At 21 the apprentice decided to write to that lecturer, Humphry Davy, enquiring whether there migh be any job in the sciences, however lowly, at the Royal Institution. To his everlasting credit, Humphry Davy, himself the son of a craftsman, offered him the position of assistant (he had recently had to sack his assistant), with 2 lab rooms at the top of the Royal Institution and just over a pound a week.

Humphry Davy was 14 years older than Faraday, but already famous for discoveries in chemistry, and the Davy lamp. When Davy was knighted he took a leave of absence and married a wealthy woman. Planning to travel for a year to scientific centers in Europe and the Near East, he took 23 yr old Michael Faraday with him, as both scientific assistant and valet. Davy treated Faraday as an equal, but Lady Davy regarded him as nothing more than a servant. Nevertheless, Faraday was able to meet and talk with scientists in Paris, such as Ampere, and he and Davy continued to work in chemistry – on iodine, and chlorine. In Florence they even had the opportunity of doing experiments burning diamonds in oxygen.

When they got back to the Royal Institution the by-now 25 yr old Faraday gave his first [ibid, p.85] public lecture at the Institution. Later, Faraday would give a series of Friday Evening Discourses – as well as some of the Christmas Lectures for a Juvenile Auditory [ibid,p.92].

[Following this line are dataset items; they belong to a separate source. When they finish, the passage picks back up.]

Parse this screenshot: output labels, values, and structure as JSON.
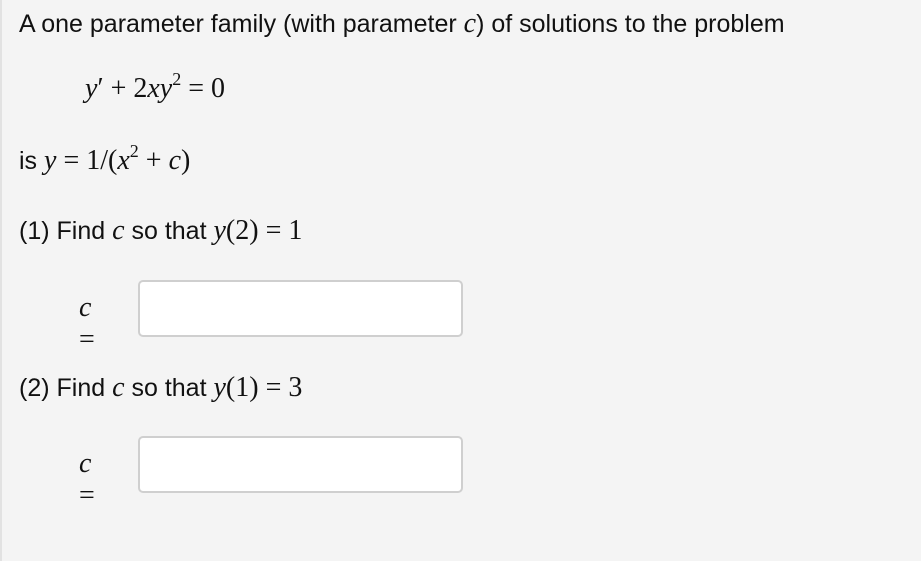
{
  "intro": {
    "text_before": "A one parameter family (with parameter ",
    "param": "c",
    "text_after": ") of solutions to the problem"
  },
  "equation": {
    "y": "y",
    "prime": "′",
    "plus": " + 2",
    "x": "x",
    "y2": "y",
    "exp": "2",
    "rest": " = 0"
  },
  "solution": {
    "prefix": "is ",
    "y": "y",
    "eq": " = 1/(",
    "x": "x",
    "exp": "2",
    "plus": " + ",
    "c": "c",
    "close": ")"
  },
  "questions": [
    {
      "number": "(1) Find ",
      "var": "c",
      "mid": " so that ",
      "y": "y",
      "cond": "(2) = 1",
      "label_var": "c",
      "label_eq": " =",
      "input_value": "",
      "input_placeholder": ""
    },
    {
      "number": "(2) Find ",
      "var": "c",
      "mid": " so that ",
      "y": "y",
      "cond": "(1) = 3",
      "label_var": "c",
      "label_eq": " =",
      "input_value": "",
      "input_placeholder": ""
    }
  ]
}
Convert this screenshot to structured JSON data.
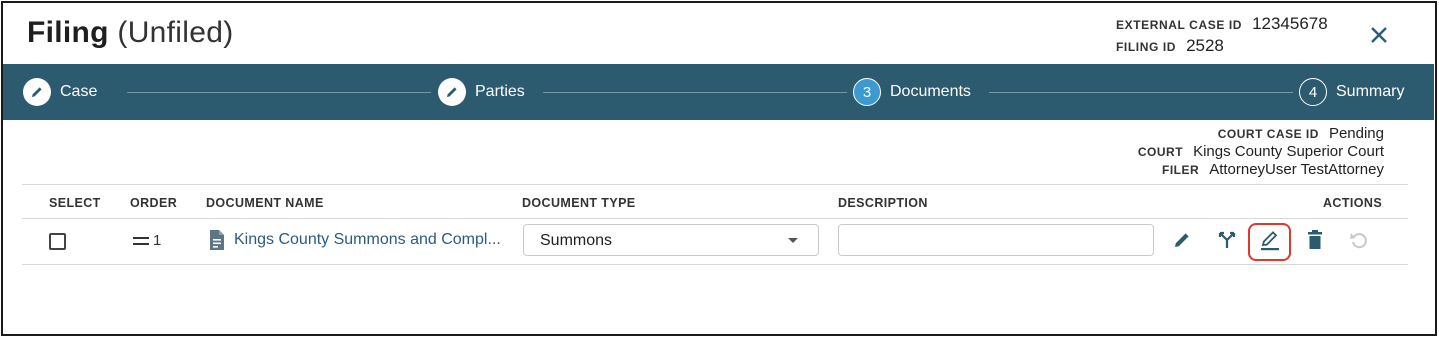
{
  "header": {
    "title": "Filing",
    "subtitle": "(Unfiled)",
    "external_case_id_label": "EXTERNAL CASE ID",
    "external_case_id": "12345678",
    "filing_id_label": "FILING ID",
    "filing_id": "2528"
  },
  "steps": [
    {
      "label": "Case",
      "state": "done",
      "icon": "pencil-icon"
    },
    {
      "label": "Parties",
      "state": "done",
      "icon": "pencil-icon"
    },
    {
      "label": "Documents",
      "state": "active",
      "number": "3"
    },
    {
      "label": "Summary",
      "state": "todo",
      "number": "4"
    }
  ],
  "meta": {
    "court_case_id_label": "COURT CASE ID",
    "court_case_id": "Pending",
    "court_label": "COURT",
    "court": "Kings County Superior Court",
    "filer_label": "FILER",
    "filer": "AttorneyUser TestAttorney"
  },
  "table": {
    "columns": {
      "select": "SELECT",
      "order": "ORDER",
      "document_name": "DOCUMENT NAME",
      "document_type": "DOCUMENT TYPE",
      "description": "DESCRIPTION",
      "actions": "ACTIONS"
    },
    "rows": [
      {
        "order": "1",
        "document_name": "Kings County Summons and Compl...",
        "document_type": "Summons",
        "description": "",
        "actions": [
          "edit-icon",
          "split-icon",
          "sign-icon",
          "delete-icon",
          "undo-icon"
        ]
      }
    ]
  },
  "colors": {
    "stepper_bg": "#2c5a6e",
    "active_step": "#3d9ad1",
    "link": "#2b5c80",
    "highlight": "#e0392b"
  }
}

Faraday performed a phenomenal amount of research in his 30s and 40s – benzene, oxidation number, the basic laws of electrolysis –  and he was not the kind of person to bother with socializing. He and his wife were Sandemanians – a small Christian sect -- and had strict attendance at chapel on Sundays. They had no children.

He had only a scant knowledge of mathematics and knew no trigonometry. His forte was incessant experimentation, and it was the great theoretician Maxwell who later cast his results into mathematical form.

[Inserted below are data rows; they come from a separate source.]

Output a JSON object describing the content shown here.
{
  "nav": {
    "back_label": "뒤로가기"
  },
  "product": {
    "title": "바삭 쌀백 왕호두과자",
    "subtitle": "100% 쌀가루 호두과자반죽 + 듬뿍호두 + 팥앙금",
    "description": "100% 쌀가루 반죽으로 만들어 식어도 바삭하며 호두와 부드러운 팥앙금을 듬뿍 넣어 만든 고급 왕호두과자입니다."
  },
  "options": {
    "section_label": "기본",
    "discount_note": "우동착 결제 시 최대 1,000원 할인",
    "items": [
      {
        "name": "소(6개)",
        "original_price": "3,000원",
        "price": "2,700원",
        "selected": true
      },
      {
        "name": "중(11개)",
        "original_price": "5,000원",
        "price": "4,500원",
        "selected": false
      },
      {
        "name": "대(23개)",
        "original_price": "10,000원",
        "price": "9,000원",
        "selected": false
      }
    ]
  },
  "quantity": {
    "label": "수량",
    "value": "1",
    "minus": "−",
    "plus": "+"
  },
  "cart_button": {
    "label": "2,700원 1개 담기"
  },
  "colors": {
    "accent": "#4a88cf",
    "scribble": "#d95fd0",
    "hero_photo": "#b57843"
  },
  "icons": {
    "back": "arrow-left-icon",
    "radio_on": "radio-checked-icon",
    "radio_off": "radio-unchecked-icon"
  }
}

At 49 Faraday began expressing himself rather strangely. He wrote : “... I am … [ibid p.117] at present rather weak in the head, and able to work no more.” He stopped his public lectures, saw even fewer people, and in a search for remedy visited Switzerland, sometimes walking 30 miles a day. At home a year later (1842) he stopped attending anything at the Royal Society, not only because he believed it should consist of scientists rather than anyone titled, but because, as he wrote to a friend [ibid p.118] “there is ill-health connected with my head”.

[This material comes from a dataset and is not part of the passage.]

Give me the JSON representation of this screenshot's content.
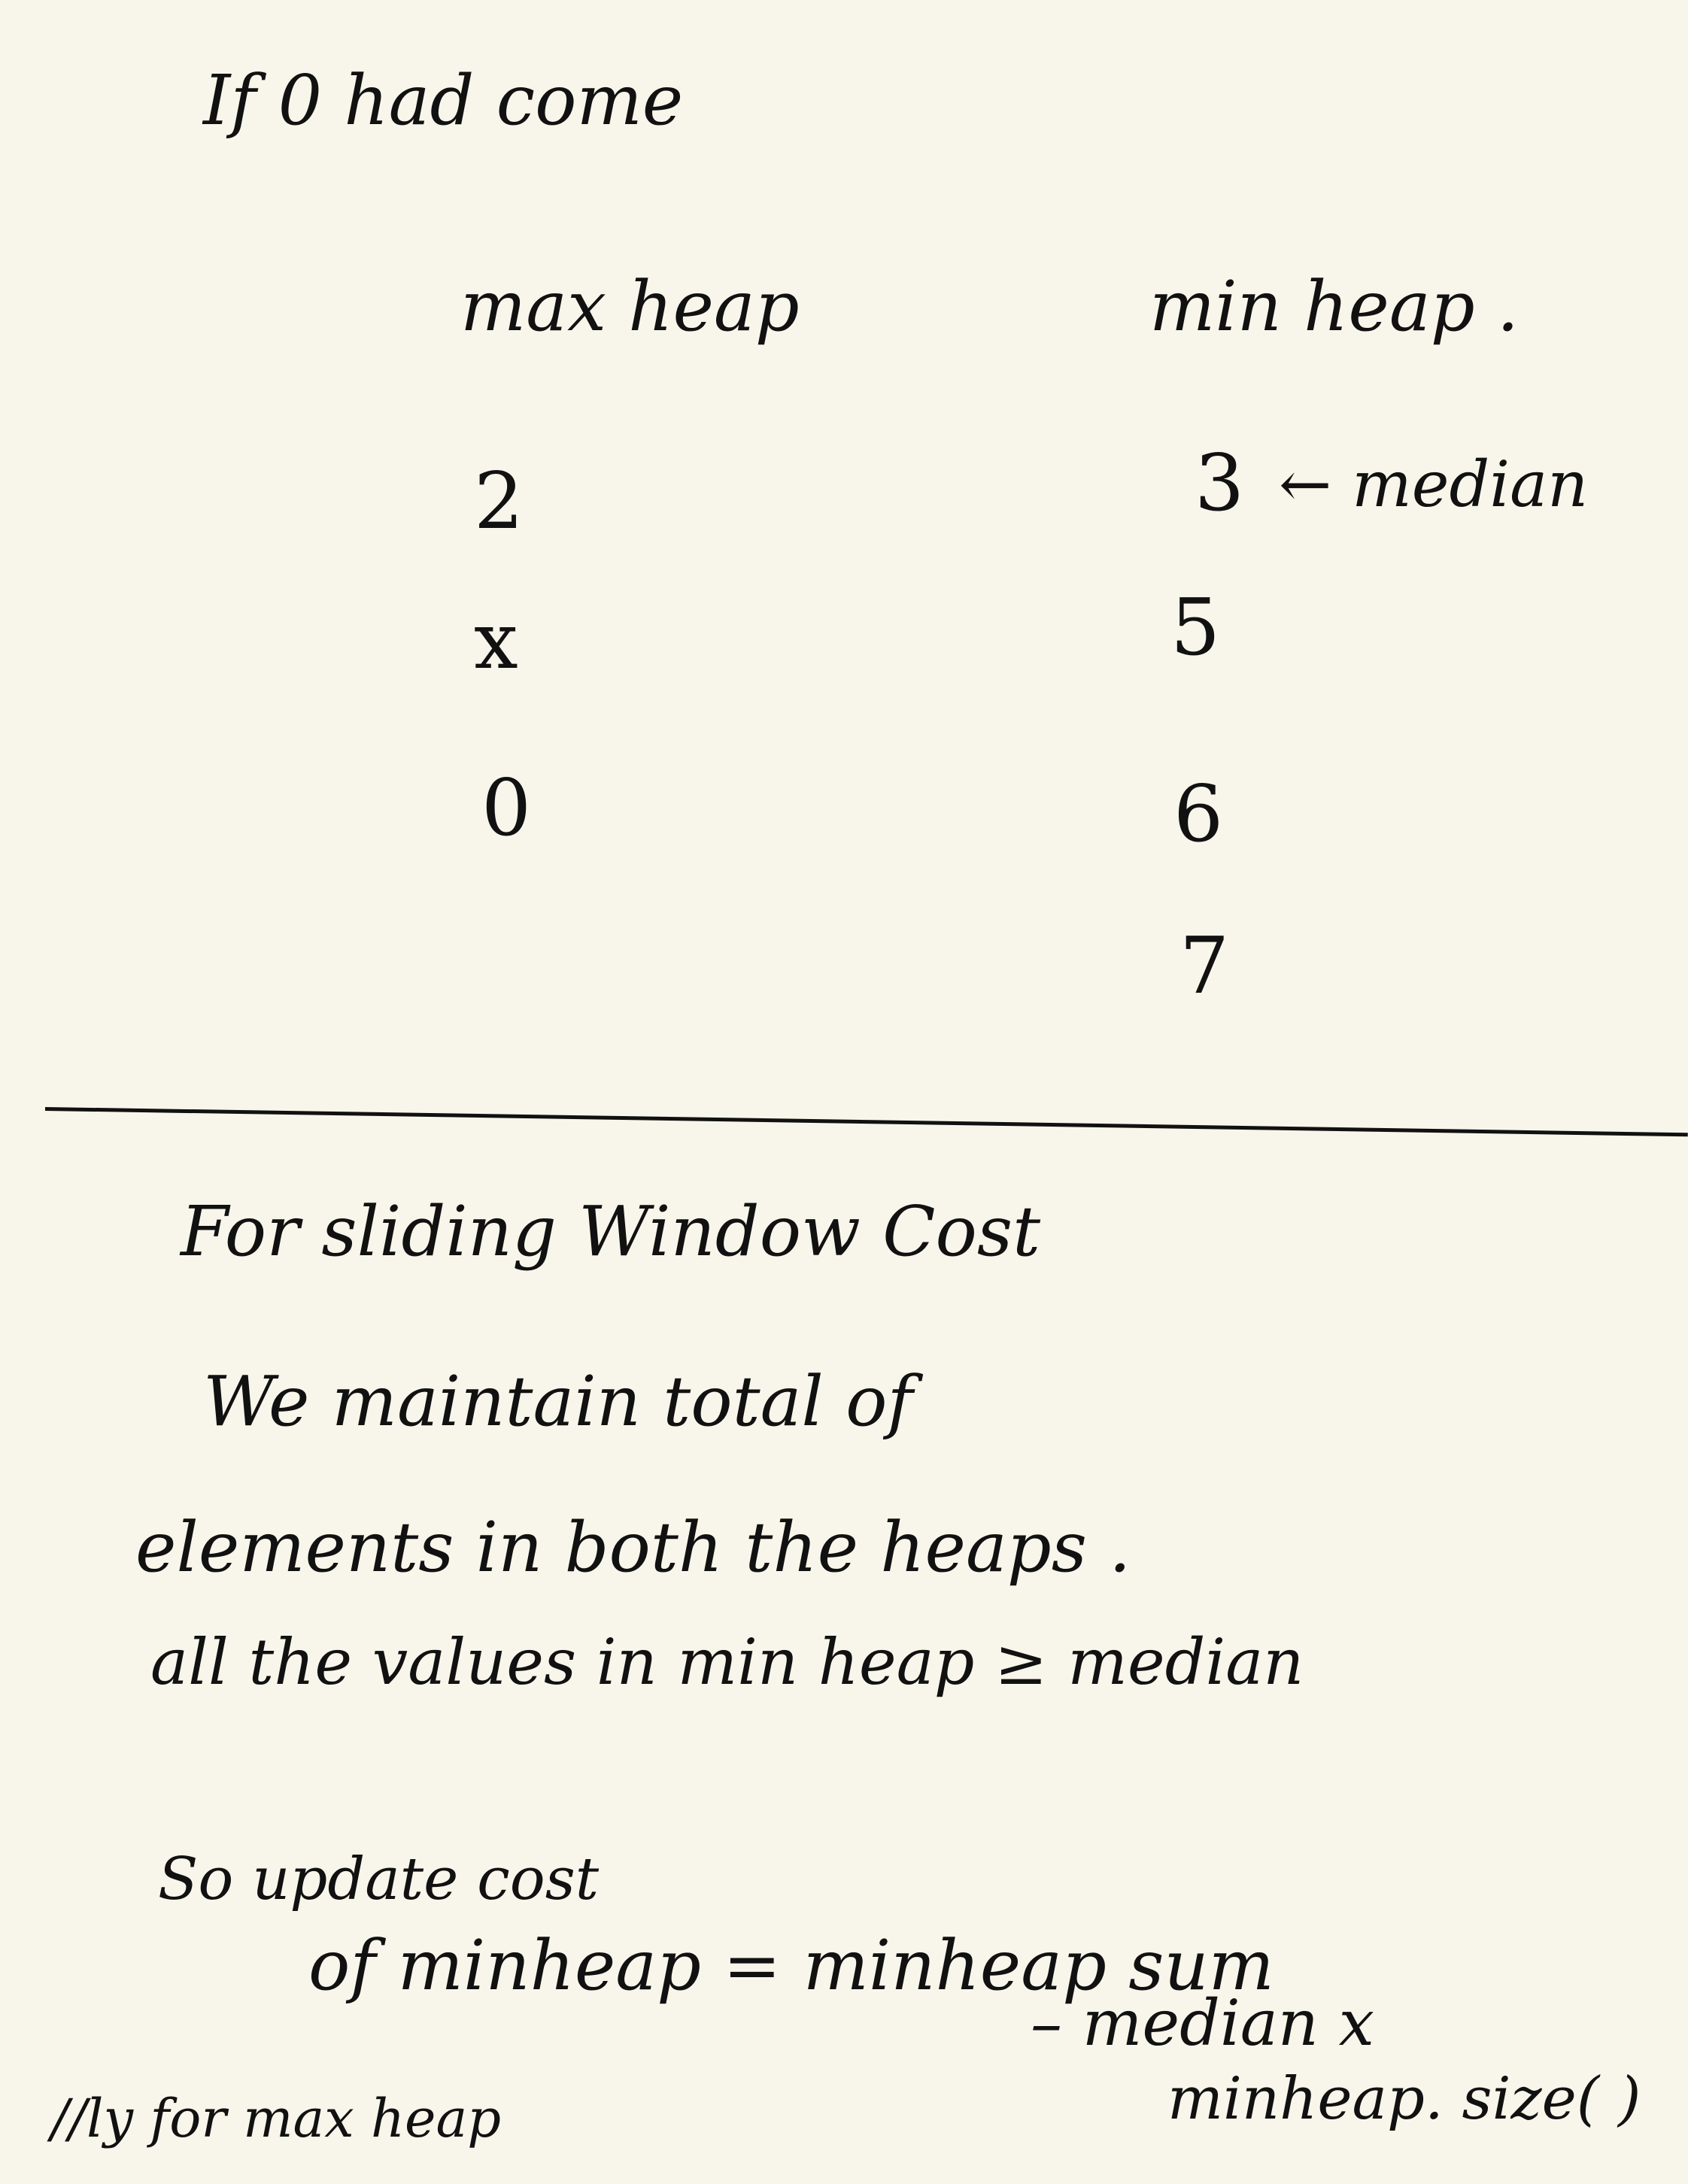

Fortunately, after 20 months he had recovered, and his researches at the Royal Institution continued, well into his 60s.

Finally, how have we all benefited from this bookbinder's apprentice? Well, the inducing of currents in a wire when moving past a magnet; the homopolar motor; the Faraday cage that shields us from electric fields; the discovery of diamagnetism ... that's just a few. The list is enormous.

While he would not accept a knighthood, he and his wife did accept from the government a free lease on a house, all expenses paid, in Hampton Court, London, when he was about 60, and he died there at the age of 75.

Interestingly, I see on the internet that that house, Faraday House, not far from the River Thames, was recently sold.

References:

1.”Men of Science”, by J.G.Crowther; W.W.Norton & Co, NY, 1936.